Wednesday, August 12, 2009

Citation du 13 août 2009

C'est le fait d'un ignorant d'accuser les autres de ses propres échecs ; celui qui a commencé de s'instruire s'en accuse soi-même ; celui qui est instruit n'en accuse ni autrui ni soi-même.

Epictète – Le manuel

Le conseil d’Epictète a ceci d’étonnant qu’il finit par suggérer que l’échec n’a pas de cause humaine, que personne – ni moi, ni les autres – n’en est véritablement responsable.

L’échec, ce serait donc toujours la faute à Pas-de-chance ? Moi qui échoue, serais-je né sous une mauvaise étoile ? Et ceux qui réussissent seraient-ils des chanceux, des veinards ?

Pas si évident…

Et d’abord, quel savoir possède celui qui est instruit ?

Sachant qui est Epictète et ce qu’est le stoïcisme, on répondra sans hésiter : celui qui est instruit sait ce qu’est l’ordre nécessaire de la nature, il sait que l’homme lui est soumis comme n’importe quel autre élément naturel – soumis, à l’exception de sa volonté qui peut se retourner contre lui (1).

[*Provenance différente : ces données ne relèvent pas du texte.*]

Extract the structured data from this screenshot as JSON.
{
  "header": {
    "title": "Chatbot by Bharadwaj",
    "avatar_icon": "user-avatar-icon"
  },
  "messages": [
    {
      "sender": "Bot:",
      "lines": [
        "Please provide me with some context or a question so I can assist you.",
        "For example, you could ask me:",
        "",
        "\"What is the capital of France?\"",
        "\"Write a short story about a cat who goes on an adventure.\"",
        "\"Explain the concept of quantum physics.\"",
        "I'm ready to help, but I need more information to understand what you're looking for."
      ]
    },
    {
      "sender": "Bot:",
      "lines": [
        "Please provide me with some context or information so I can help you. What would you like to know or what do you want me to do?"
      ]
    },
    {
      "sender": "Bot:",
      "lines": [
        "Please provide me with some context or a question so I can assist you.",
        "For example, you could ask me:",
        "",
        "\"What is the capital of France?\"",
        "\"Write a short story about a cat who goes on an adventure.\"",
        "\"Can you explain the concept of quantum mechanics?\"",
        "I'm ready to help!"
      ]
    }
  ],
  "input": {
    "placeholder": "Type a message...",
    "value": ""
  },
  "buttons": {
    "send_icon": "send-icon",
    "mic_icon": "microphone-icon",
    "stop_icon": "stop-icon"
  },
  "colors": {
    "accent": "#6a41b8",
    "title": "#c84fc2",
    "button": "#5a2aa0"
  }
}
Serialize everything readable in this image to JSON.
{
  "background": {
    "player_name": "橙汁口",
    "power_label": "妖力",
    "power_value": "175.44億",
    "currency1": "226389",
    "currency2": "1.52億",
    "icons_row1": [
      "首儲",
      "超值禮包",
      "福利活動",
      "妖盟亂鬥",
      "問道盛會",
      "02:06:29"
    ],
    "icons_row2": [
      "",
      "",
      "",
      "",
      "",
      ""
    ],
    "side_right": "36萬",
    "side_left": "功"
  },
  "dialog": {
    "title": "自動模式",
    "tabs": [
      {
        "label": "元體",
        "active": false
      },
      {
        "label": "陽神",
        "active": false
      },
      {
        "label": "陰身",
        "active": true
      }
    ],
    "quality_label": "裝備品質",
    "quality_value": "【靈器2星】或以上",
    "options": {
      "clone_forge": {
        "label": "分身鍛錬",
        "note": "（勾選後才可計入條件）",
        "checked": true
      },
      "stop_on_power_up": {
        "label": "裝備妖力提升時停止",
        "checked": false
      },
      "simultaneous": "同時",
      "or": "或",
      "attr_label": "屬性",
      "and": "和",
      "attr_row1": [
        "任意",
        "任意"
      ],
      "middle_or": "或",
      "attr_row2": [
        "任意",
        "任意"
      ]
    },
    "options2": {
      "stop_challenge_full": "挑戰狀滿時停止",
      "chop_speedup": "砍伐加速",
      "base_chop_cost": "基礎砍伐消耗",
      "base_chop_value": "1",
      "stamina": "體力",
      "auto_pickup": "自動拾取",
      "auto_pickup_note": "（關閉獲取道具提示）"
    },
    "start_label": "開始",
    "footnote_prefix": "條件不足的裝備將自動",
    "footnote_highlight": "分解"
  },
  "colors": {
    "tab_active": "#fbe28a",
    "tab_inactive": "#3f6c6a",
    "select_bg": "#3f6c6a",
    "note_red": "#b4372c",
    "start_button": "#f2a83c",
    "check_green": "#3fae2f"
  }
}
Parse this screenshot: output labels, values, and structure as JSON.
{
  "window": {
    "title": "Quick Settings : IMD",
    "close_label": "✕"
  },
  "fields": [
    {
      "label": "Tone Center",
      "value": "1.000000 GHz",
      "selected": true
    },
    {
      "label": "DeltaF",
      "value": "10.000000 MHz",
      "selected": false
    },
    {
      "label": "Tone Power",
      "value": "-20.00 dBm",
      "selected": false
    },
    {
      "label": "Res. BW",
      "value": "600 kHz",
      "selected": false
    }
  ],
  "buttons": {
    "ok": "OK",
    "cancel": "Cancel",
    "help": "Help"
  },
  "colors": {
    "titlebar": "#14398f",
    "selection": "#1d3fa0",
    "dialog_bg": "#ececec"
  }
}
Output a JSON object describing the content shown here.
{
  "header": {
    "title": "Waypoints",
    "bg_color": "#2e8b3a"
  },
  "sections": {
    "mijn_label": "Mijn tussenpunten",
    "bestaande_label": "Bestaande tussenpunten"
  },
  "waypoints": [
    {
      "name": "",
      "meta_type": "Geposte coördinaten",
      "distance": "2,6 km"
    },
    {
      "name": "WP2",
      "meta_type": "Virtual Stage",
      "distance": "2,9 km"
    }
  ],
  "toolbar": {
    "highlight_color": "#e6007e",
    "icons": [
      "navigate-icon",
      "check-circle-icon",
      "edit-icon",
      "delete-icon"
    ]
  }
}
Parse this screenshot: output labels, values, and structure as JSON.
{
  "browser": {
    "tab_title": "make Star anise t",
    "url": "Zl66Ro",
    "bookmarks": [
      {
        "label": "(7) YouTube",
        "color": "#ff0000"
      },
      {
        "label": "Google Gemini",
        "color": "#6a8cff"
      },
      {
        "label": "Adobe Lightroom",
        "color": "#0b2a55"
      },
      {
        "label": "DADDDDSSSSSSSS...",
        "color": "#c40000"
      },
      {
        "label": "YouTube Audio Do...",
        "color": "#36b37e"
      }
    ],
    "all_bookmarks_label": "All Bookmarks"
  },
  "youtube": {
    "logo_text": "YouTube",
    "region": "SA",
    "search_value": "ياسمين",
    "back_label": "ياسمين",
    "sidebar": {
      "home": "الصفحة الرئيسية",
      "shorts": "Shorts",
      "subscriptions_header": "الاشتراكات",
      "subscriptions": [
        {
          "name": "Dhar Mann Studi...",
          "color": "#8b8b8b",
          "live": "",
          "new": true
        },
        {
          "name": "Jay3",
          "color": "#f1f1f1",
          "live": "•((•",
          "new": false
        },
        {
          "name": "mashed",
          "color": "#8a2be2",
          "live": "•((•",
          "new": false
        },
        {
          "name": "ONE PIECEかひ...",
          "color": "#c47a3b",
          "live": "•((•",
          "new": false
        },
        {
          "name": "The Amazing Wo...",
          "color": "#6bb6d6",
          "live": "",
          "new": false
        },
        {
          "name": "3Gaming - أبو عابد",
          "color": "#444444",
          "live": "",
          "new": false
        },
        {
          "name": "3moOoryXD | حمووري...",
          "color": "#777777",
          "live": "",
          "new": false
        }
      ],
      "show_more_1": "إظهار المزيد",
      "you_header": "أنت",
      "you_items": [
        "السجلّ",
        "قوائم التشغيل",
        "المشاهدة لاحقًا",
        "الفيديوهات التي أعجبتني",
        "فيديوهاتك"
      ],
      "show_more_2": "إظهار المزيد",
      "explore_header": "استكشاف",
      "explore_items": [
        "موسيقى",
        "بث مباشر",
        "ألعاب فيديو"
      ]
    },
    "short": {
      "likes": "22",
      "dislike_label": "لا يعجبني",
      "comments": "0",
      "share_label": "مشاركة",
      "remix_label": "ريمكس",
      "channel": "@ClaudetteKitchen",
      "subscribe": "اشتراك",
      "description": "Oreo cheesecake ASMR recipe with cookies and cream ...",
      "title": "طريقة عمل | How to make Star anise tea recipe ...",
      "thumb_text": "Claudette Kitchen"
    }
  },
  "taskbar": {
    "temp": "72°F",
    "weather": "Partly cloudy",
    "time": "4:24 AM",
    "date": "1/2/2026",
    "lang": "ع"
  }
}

L’échec n’est que la révélation d’une discordance entre l’ordre de la nature et celui de la volonté : j’échoue parce que j’ai voulu l’impossible.

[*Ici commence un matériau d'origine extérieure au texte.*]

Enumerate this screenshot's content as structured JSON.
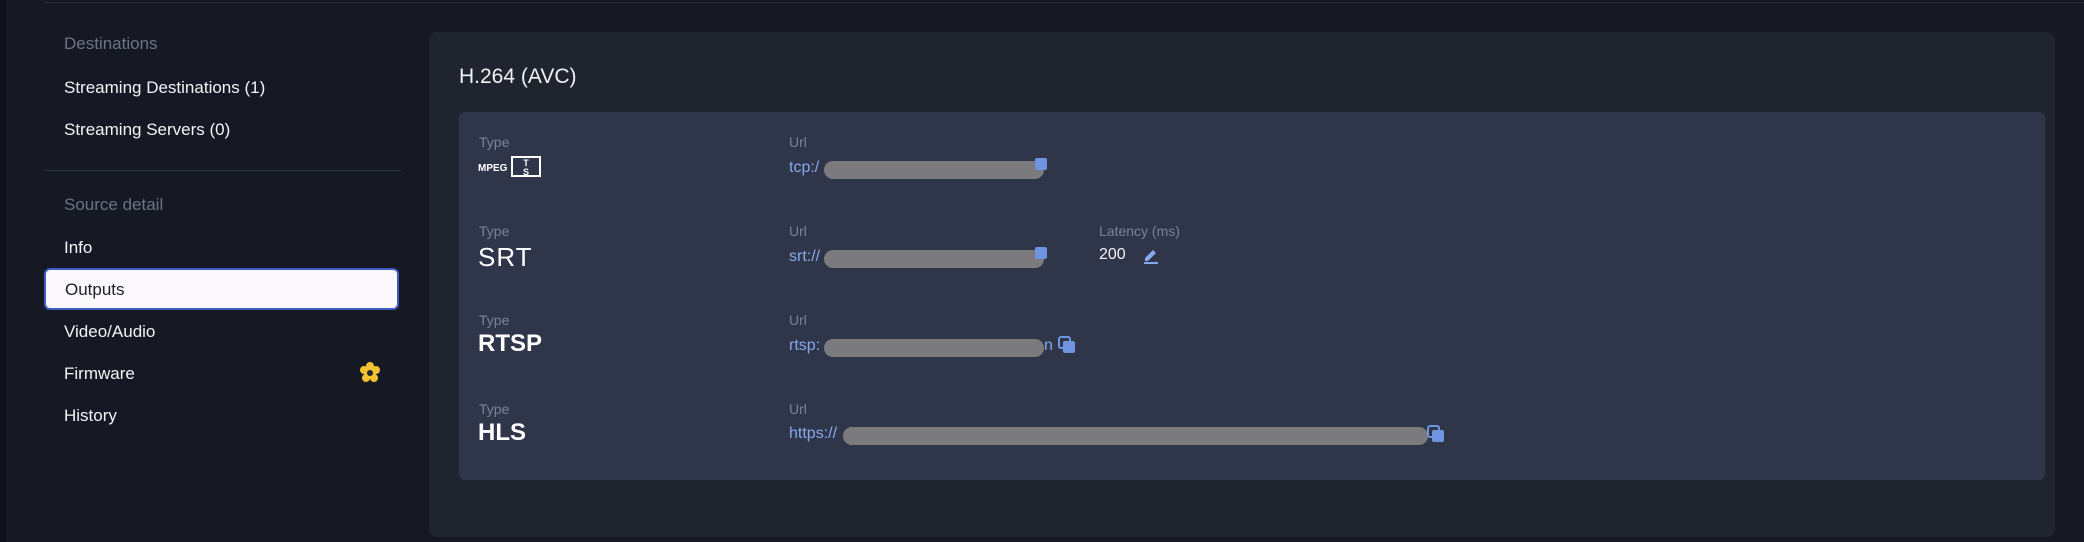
{
  "sidebar": {
    "destinations_label": "Destinations",
    "streaming_destinations": "Streaming Destinations (1)",
    "streaming_servers": "Streaming Servers (0)",
    "source_detail_label": "Source detail",
    "items": [
      {
        "label": "Info"
      },
      {
        "label": "Outputs"
      },
      {
        "label": "Video/Audio"
      },
      {
        "label": "Firmware"
      },
      {
        "label": "History"
      }
    ],
    "firmware_badge_icon": "gear-badge-icon"
  },
  "panel": {
    "title": "H.264 (AVC)",
    "outputs": [
      {
        "type_label": "Type",
        "type_logo_text": "MPEG TS",
        "url_label": "Url",
        "url_prefix": "tcp:/"
      },
      {
        "type_label": "Type",
        "type_logo_text": "SRT",
        "url_label": "Url",
        "url_prefix": "srt://",
        "latency_label": "Latency (ms)",
        "latency_value": "200"
      },
      {
        "type_label": "Type",
        "type_text": "RTSP",
        "url_label": "Url",
        "url_prefix": "rtsp:",
        "url_suffix": "n"
      },
      {
        "type_label": "Type",
        "type_text": "HLS",
        "url_label": "Url",
        "url_prefix": "https://"
      }
    ]
  },
  "colors": {
    "accent": "#86a8ec",
    "badge": "#f2c230",
    "selected_border": "#3f5cc2"
  }
}
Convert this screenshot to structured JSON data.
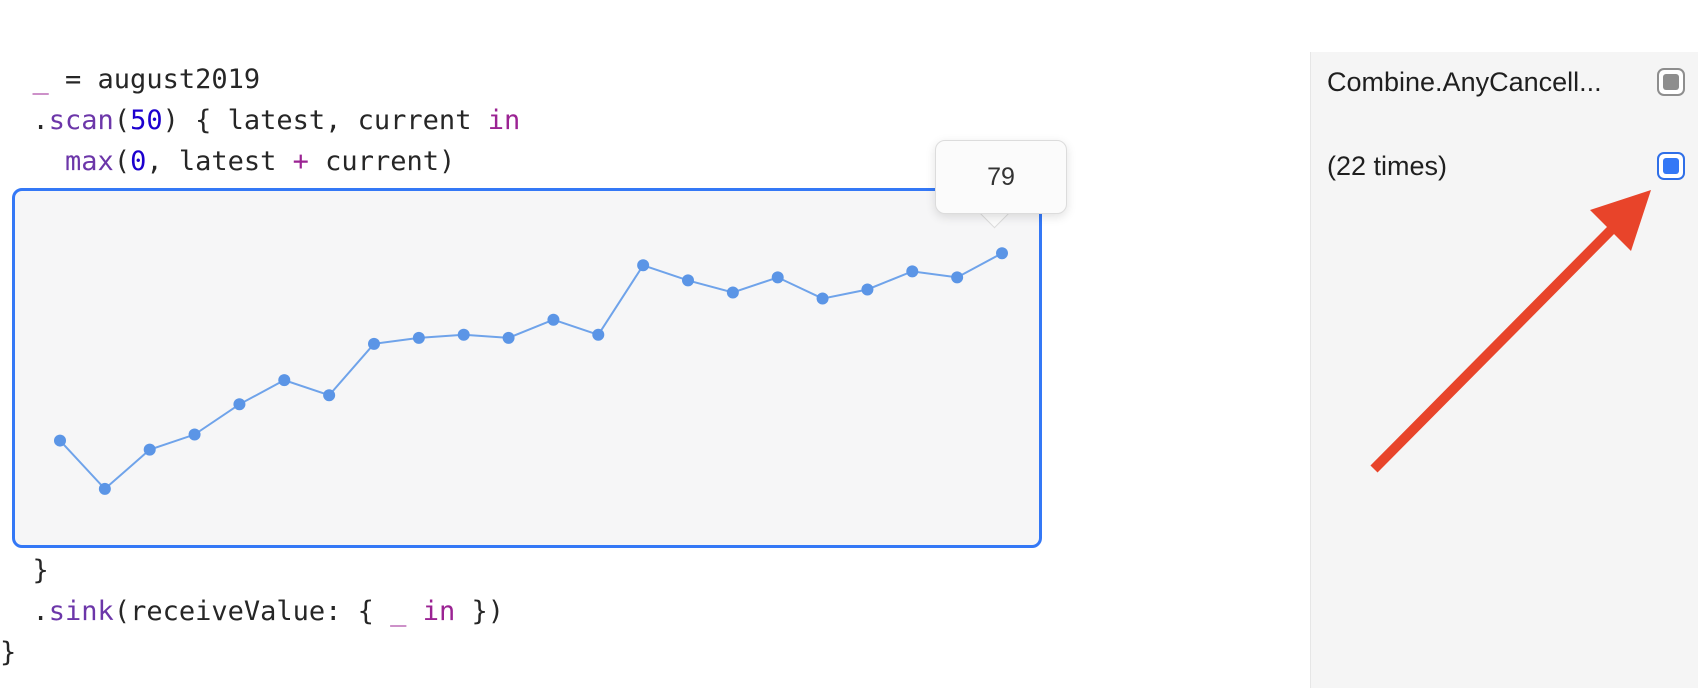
{
  "code": {
    "line1": {
      "underscore": "_",
      "rest": " = august2019"
    },
    "line2": {
      "dot": ".",
      "method": "scan",
      "open": "(",
      "arg": "50",
      "rest": ") { latest, current ",
      "keyword": "in"
    },
    "line3": {
      "func": "max",
      "open": "(",
      "zero": "0",
      "mid": ", latest ",
      "op": "+",
      "rest": " current)"
    },
    "line4": {
      "text": "}"
    },
    "line5": {
      "dot": ".",
      "method": "sink",
      "mid": "(receiveValue: { ",
      "underscore": "_",
      "space": " ",
      "keyword": "in",
      "rest": " })"
    },
    "line6": {
      "text": "}"
    }
  },
  "tooltip": {
    "value": "79"
  },
  "sidebar": {
    "result1": {
      "label": "Combine.AnyCancell..."
    },
    "result2": {
      "label": "(22 times)"
    }
  },
  "colors": {
    "accent": "#3478f6",
    "line": "#6fa3ea",
    "point": "#5b95e6",
    "arrow": "#e8442a"
  },
  "chart_data": {
    "type": "line",
    "x": [
      1,
      2,
      3,
      4,
      5,
      6,
      7,
      8,
      9,
      10,
      11,
      12,
      13,
      14,
      15,
      16,
      17,
      18,
      19,
      20,
      21,
      22
    ],
    "values": [
      20,
      12,
      18.5,
      21,
      26,
      30,
      27.5,
      36,
      37,
      37.5,
      37,
      40,
      37.5,
      49,
      46.5,
      44.5,
      47,
      43.5,
      45,
      48,
      47,
      51
    ],
    "ylim": [
      0,
      79
    ],
    "highlighted_index": 21
  }
}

Résumons-nous : si j’échoue dans ma tentative c’est parce que :

- Soit le contexte a été défavorable, mais comme tout est déterminé dans la nature, il ne pouvait de toute façon en être autrement : personne n’est responsable.

- Soit c’est moi-même qui suis responsable, mais c’est qu’alors j’ai voulu faire ce dont je n’étais pas capable – et certes je peux bien me le reprocher, mais je peux aussi reconnaître que cet échec est une conséquence de ma nature, orgueilleuse ou fantasque qui m’a poussé à m’engager imprudemment : c’est donc aussi une certaine nécessité dont je ne suis pas responsable, puisqu’il n’est pas en mon pouvoir de me changer.

Admettons, me direz-vous ; mais alors quid de la morale ? Nous n’avons plus d’effort à fournir, simplement à dire : compte tenu de ce que je suis, il n’est impossible de m’améliorer – et voilà ?

C’est que le stoïcisme est d’abord une science avant d’être une morale : connaissons la nature et sachons quelles actions elle accepte et les quelles elle rejette. Modelons notre comportement là dessus.

Fort bien… Mais alors plus de conversion morale, plus de valeur à reconnaître, plus d’ascèse de l’être ?

Si, tout de même : nous avons à travailler sur nous-mêmes pour mettre nos désirs à l’unisson de la nature : Sequi naturam.